Another way could be using cookies to store the data temporarily, but that and posting the data back and forth in the post request is really insecure compared to session.
there are very few ways to maintain variables across pages. The alternative is to have separate form on the second page with hidden text fields containing the $_POST data, and the submit button calls the previous page. No way of getting around the "back button" on a browser though unfortunately.

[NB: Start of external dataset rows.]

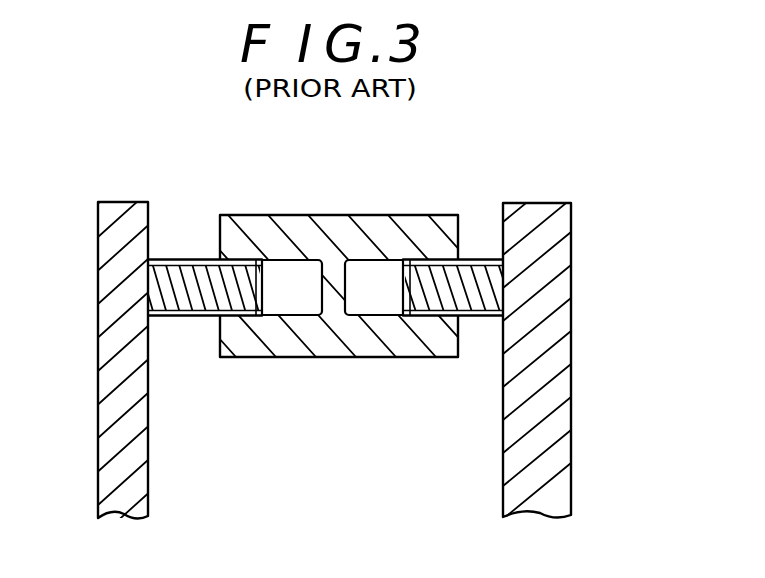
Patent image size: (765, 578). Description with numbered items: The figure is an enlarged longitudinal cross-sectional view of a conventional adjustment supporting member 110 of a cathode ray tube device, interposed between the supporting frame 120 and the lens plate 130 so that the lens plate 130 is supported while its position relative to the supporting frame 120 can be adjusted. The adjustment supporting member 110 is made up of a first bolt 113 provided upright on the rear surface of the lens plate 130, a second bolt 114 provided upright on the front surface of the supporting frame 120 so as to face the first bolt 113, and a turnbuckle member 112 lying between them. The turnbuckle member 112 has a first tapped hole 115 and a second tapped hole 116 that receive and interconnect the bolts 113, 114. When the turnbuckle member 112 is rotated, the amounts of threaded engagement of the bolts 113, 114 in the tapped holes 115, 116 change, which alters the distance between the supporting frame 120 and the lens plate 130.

The adjustment supporting member 110 is at (322, 382).
The turnbuckle member 112 is at (332, 215).
The first bolt 113 is at (190, 320).
The second bolt 114 is at (478, 320).
The first tapped hole 115 is at (280, 262).
The second tapped hole 116 is at (374, 268).
The supporting frame 120 is at (540, 203).
The lens plate 130 is at (125, 205).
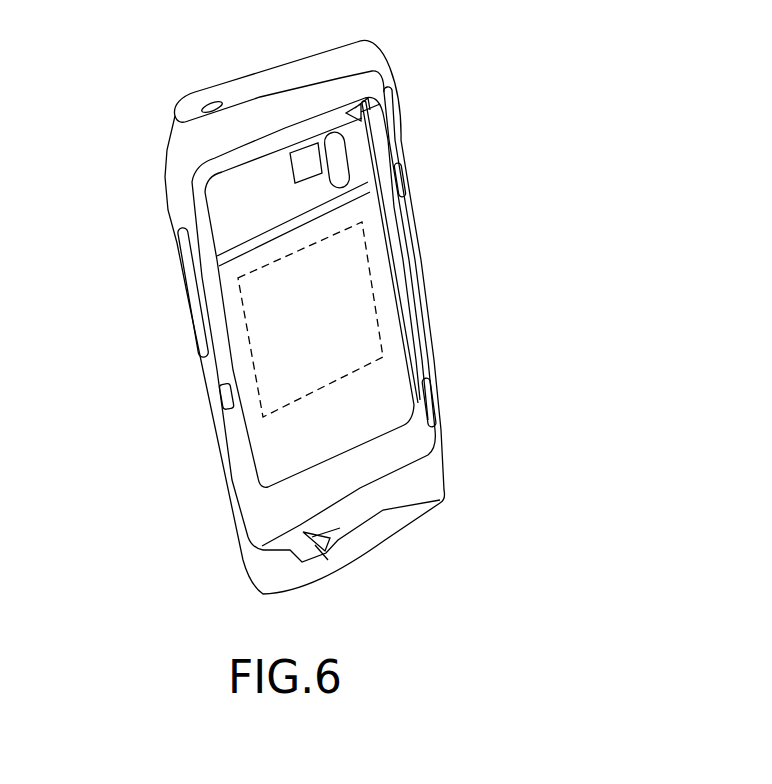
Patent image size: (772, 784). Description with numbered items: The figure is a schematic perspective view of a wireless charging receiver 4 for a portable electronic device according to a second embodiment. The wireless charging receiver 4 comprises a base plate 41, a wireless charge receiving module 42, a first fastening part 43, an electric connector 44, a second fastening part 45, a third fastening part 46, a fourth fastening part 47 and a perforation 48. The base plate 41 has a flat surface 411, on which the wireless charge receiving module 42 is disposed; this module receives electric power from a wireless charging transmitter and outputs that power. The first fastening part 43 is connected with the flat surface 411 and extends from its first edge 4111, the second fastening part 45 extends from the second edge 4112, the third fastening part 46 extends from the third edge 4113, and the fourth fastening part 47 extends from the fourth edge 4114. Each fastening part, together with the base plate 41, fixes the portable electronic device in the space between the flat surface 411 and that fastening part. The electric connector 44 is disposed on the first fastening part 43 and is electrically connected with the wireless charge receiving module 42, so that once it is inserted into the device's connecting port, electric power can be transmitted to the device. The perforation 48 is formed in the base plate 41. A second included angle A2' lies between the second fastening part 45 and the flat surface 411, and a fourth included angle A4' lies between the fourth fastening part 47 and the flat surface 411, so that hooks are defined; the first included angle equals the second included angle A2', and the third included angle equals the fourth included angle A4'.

I missed the bold text about the session variables - disregard if this does not apply:
one way to maintain variables across pages on the server side is to use $_SESSION
first include the following at the top of your PHP pages to keep a session active:
session_start();
once you submit the for and move to page 2, add the following:
$_SESSION['customer_name'] = $_POST['customer_name'];
As well, on the first page, you could change the form element as such:
<input type="text" name="customer_name" value="<?PHP if isset($_SESSION['customer_name'] || !empty($_SESSION['customer_name'])) { echo $_SESSION['customer_name']; } ?>">
this will keep the filled in data and display it when the user returns tot he page, and if they put in something different it will be updated when they hit page 2 again.